For the nonprofit North Palm Beach Rowing Club, a planned boathouse is more than a building to store boats. It’s where the club’s young athletes can go work out, gather as a community, and plan for their future.
“A boathouse is more than a place to row — it’s where young athletes learn resilience, discipline and what it feels like to belong to something bigger than themselves,” said Jana Ronert, a member of the club’s board of directors. “The boathouse becomes the center of these kids’ worlds — a safe structured community environment that keeps them moving forward — on water and in life.”
To that end, the club is in the midst of a $4 million fundraising campaign to pay for a 13,300-square-foot boathouse on the banks of the Intracoastal Waterway in Juno Beach.
The club’s efforts to build the new facility are a partnership among several organizations that highlights the power of community collaboration.
They opened the North Palm Beach Rowing Club Boathouse Fund with the Community Foundation. The VoLo Foundation, which is headquartered in Palm Beach Gardens, contributed a lead gift of $1.5 million. And the club has an agreement with Palm Beach County for the needed land.
In February, the club is holding its annual gala, where Oliver Zeidler, the reigning 2024 Olympic champion and 2025 world champion from Germany in men’s single sculls, is scheduled to give a keynote address.
Over the years, with support from the Community Foundation, the club has been able to purchase equipment, maintain the docks, and develop rowing programs for not just young athletes, but initiatives to work with wounded veterans, first responders, and children and adults with varying disabilities.
The club also runs a rowing program for breast cancer survivors.

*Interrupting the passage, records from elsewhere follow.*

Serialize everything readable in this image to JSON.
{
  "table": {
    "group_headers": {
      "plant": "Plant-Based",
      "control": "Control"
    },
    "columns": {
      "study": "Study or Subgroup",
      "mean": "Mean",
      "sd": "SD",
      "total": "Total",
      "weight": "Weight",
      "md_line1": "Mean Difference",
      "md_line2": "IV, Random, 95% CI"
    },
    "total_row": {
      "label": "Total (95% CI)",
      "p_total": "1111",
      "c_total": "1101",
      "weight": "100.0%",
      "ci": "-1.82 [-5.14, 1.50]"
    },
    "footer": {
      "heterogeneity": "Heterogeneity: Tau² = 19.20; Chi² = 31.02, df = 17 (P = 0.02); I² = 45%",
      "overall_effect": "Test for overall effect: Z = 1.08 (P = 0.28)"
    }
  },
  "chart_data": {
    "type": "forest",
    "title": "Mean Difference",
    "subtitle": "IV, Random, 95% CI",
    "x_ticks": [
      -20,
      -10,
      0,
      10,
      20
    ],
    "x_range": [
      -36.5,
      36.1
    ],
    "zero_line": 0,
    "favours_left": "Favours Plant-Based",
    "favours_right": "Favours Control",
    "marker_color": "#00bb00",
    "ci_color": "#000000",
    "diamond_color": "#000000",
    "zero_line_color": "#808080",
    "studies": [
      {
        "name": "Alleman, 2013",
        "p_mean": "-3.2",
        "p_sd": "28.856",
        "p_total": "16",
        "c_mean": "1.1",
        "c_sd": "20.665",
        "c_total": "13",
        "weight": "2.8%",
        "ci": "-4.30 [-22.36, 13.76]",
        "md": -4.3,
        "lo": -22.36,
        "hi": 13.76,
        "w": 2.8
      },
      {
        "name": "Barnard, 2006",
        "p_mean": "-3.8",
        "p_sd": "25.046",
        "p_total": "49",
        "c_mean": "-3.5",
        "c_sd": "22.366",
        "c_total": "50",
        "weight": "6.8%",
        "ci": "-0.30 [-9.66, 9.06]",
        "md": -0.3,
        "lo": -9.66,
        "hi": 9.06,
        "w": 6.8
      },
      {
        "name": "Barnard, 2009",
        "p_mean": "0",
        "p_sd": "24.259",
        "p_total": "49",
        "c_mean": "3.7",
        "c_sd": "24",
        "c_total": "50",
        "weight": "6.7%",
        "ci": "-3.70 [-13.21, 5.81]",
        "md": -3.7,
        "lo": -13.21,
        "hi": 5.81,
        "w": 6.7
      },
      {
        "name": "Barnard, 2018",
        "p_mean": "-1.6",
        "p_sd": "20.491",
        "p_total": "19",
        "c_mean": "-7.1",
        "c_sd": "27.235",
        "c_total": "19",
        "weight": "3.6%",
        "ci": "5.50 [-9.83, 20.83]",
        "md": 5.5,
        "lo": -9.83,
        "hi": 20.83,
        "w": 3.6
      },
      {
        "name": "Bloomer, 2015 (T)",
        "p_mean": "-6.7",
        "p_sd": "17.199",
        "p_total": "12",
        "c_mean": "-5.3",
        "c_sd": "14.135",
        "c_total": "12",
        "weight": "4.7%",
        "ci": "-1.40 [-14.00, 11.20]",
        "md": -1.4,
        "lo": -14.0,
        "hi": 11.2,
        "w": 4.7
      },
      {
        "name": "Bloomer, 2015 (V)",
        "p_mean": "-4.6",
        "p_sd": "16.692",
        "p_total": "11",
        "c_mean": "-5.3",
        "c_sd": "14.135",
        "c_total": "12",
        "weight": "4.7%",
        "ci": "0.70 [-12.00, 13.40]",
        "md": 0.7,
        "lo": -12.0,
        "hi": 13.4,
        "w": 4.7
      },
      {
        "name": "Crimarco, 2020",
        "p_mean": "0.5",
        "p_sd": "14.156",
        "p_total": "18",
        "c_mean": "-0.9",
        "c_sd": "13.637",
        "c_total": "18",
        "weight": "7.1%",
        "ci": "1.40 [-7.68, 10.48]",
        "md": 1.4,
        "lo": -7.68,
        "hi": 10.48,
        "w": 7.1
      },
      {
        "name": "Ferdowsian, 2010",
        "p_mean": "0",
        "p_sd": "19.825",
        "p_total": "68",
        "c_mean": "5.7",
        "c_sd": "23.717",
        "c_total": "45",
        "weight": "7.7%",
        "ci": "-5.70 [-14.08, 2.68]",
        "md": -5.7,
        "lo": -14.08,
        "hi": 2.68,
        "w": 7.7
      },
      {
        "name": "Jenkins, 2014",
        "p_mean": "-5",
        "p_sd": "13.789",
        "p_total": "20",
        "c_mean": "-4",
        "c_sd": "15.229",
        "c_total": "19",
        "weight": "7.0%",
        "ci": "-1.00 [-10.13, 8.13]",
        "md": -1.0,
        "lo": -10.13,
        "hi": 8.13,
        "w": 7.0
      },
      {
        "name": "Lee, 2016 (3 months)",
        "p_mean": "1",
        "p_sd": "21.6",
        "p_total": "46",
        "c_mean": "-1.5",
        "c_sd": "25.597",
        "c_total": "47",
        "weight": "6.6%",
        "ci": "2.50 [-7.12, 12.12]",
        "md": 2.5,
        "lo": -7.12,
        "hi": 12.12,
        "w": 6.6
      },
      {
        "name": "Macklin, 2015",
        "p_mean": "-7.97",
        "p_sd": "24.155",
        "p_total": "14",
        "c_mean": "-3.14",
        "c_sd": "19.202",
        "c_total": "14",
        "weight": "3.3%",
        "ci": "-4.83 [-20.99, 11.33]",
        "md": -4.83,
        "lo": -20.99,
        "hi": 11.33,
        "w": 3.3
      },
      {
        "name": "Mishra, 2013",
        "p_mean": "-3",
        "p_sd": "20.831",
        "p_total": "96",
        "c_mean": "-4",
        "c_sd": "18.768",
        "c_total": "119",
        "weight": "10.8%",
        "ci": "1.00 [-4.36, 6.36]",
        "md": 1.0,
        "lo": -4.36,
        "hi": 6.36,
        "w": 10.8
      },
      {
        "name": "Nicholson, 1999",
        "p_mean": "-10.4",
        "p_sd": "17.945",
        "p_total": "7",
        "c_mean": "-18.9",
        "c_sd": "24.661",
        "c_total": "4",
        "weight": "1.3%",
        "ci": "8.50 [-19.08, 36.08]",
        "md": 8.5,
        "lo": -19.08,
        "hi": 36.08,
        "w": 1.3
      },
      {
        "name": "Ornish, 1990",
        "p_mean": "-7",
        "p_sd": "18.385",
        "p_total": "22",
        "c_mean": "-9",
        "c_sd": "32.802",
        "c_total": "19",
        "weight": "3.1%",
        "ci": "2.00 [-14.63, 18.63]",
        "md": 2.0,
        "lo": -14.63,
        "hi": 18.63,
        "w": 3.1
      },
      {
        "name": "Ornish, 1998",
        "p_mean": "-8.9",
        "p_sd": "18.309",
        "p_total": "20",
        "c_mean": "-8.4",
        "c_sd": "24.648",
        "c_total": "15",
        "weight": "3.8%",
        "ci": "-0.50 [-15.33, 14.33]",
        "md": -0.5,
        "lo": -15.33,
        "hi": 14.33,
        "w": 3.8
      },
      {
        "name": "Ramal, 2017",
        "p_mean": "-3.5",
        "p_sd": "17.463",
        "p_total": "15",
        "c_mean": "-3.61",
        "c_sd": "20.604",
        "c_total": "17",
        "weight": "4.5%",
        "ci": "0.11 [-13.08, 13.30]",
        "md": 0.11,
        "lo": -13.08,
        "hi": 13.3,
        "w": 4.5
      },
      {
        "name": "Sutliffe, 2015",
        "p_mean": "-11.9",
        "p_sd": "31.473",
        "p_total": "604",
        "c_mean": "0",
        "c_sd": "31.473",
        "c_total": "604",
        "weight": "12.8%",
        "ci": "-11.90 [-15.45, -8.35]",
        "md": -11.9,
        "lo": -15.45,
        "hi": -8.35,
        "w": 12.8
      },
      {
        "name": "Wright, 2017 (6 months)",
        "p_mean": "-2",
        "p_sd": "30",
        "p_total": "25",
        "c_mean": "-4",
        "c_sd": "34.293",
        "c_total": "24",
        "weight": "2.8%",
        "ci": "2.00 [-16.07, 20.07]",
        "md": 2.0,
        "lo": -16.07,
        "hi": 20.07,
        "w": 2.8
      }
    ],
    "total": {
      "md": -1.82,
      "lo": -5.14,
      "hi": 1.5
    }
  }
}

And Community Foundation grants have allowed it to offer scholarships to youths from underserved communities, Ronert said.
With its current initiative and the Community Foundation’s support, the club is looking to the future. A boathouse isn’t just a building — it’s an eco-system connecting generations of Palm Beach County and global education.
“They have really helped us propel our work that impacts these young athletes,” Ronert said.
Some of those young athletes have been able to take their rowing experience with the club to the next level at some of the most elite universities in the country.
Youth club members have gone on to row for Harvard University, the Massachusetts Institute of Technology, the University of Pennsylvania, Duke University, Georgetown University, and others.
Plans call for construction to start sometime in the fall of 2026 and for it to be completed in about 18 months. However, the club is still working on raising all the needed money.
The vision is to build a program that mirrors some of the most successful rowing clubs in the country, including those at the collegiate level.
“We’re going to compete against them, and we’re going to win,” Ronert said. “We’re going to win state titles, national titles, and we’re going to send kids to the Olympics.”
But first, the club plans on to build a new boathouse.